2) By the use of a thermogravimetric analyzer, the effects of sample size, component, calcination conditions etc., on the recarbonation reaction activity of CaO were examined. As a result, it was found that the calcination temperature influenced the reaction activity.
3) The theoretical analysis of this chemical heat pump system was performed. As a result, there was a good agreement between experimental results and mathematical model.
4) The effects of condensation performance on heat-storage characteristics were examined. As a r esult, by improving the efficiency of the condenser, the reaction completion time was shortened.
5) The effects of the heat exchanger including a heater and a heat medium flow, the heat and mass transfer promoter, the condensation promoter on prototype heat pump performance were examined.

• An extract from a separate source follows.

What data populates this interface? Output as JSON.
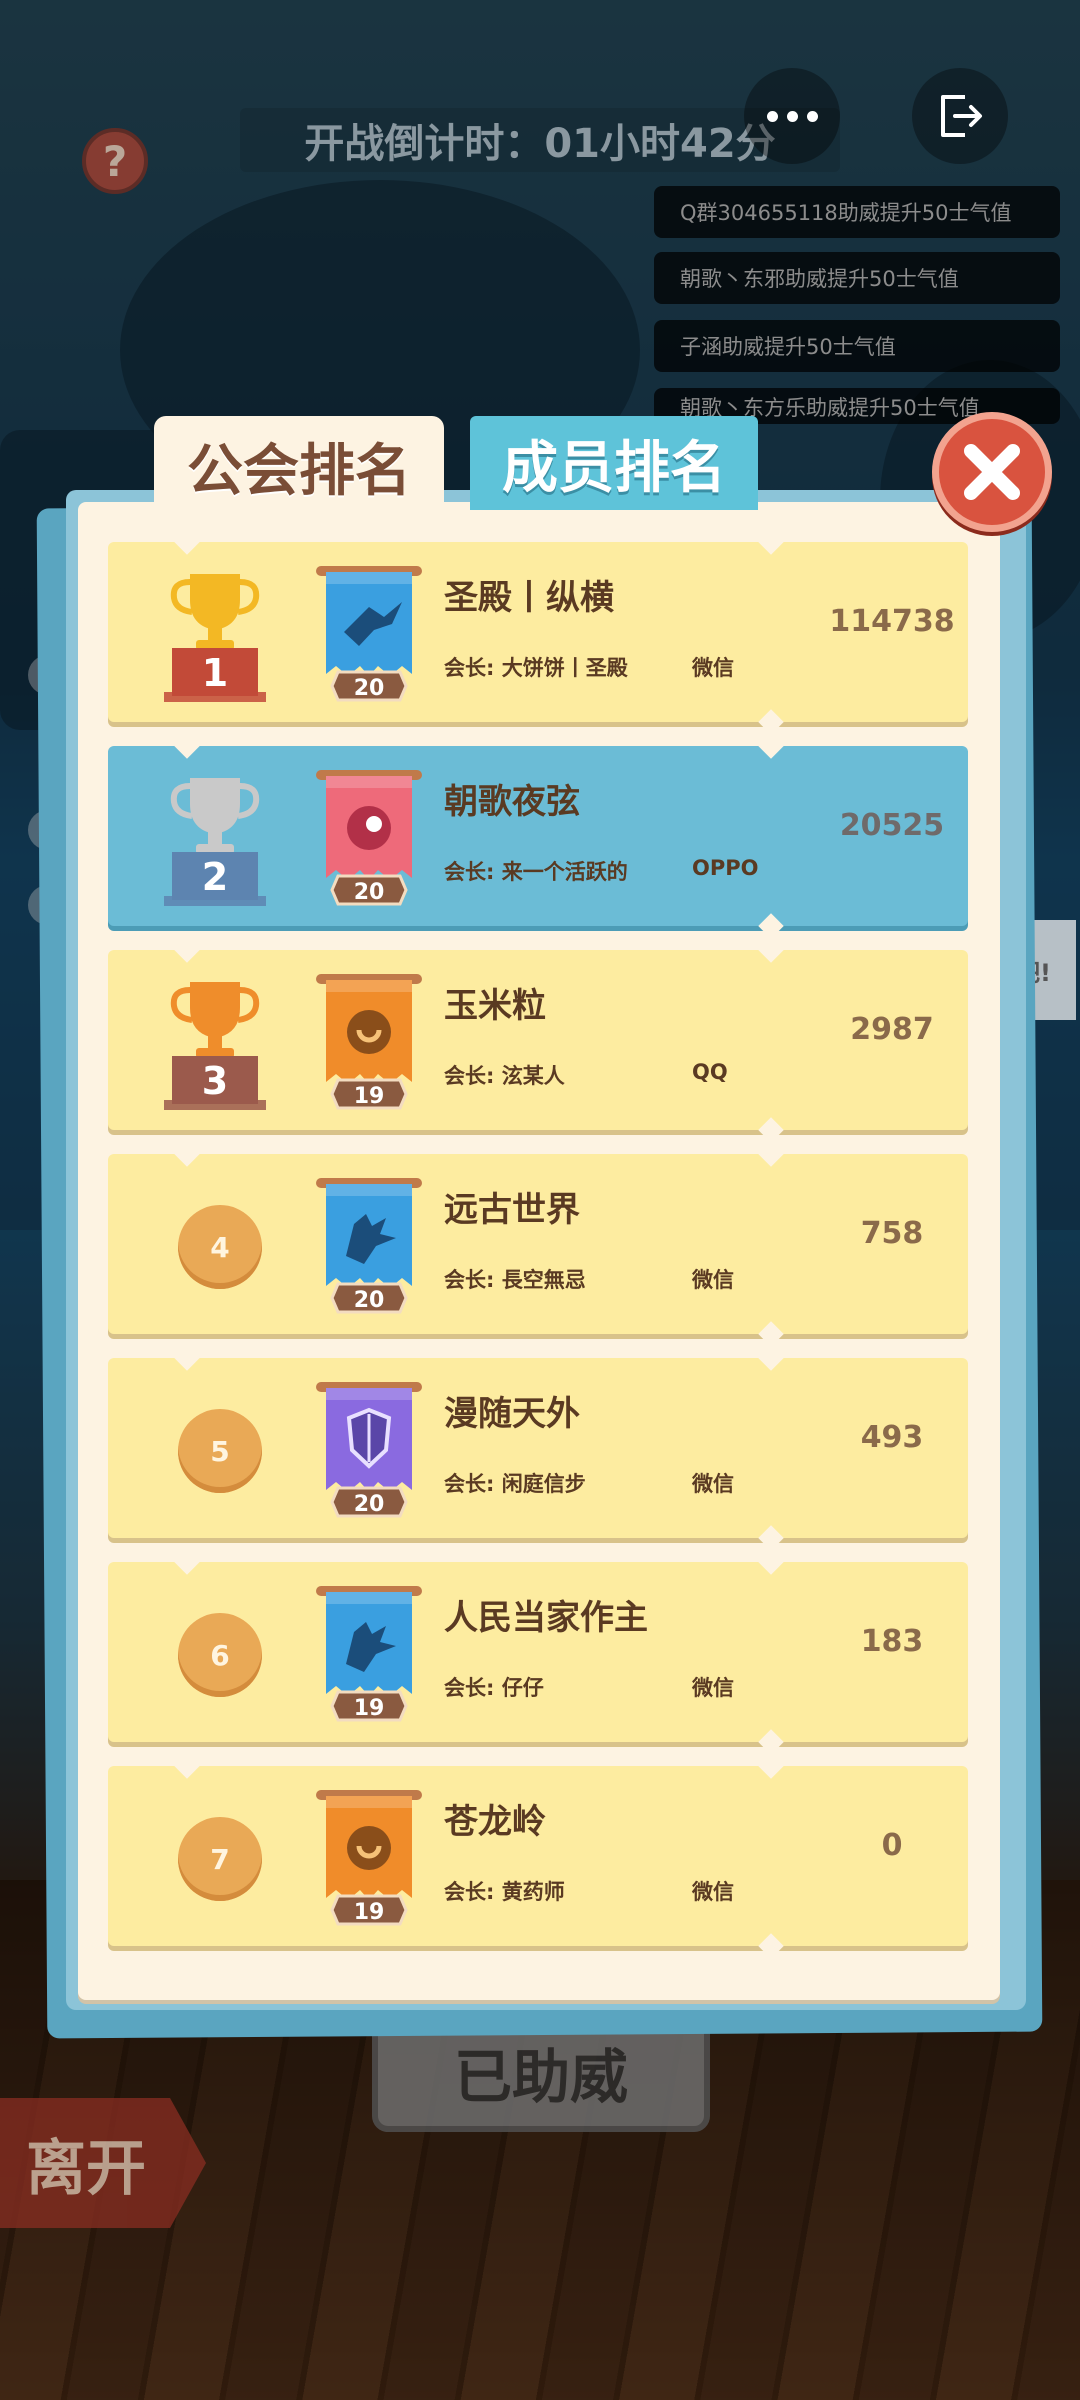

As a result, the influence of the condensation promoter was not sufficient. However, the other parameters effecting the performance were enough.
6) By using of the thermogravimetric analyzer With H_2O gas supplier, the effects of sample size, component, calcination conditions etc., on the hydration/dehydration reaction activity were examined. As a result, it was found that the the effects of the examined parameters were similar for both hydration/dehydration and recarbonation reaction activities.
7) On the prototype heat pump, some kinds of both basic and utility performances were examined. It was found that the basic performance of the heat pump was enough for practical use. However, for high level temperature use, the heat exchange medium limits the performance.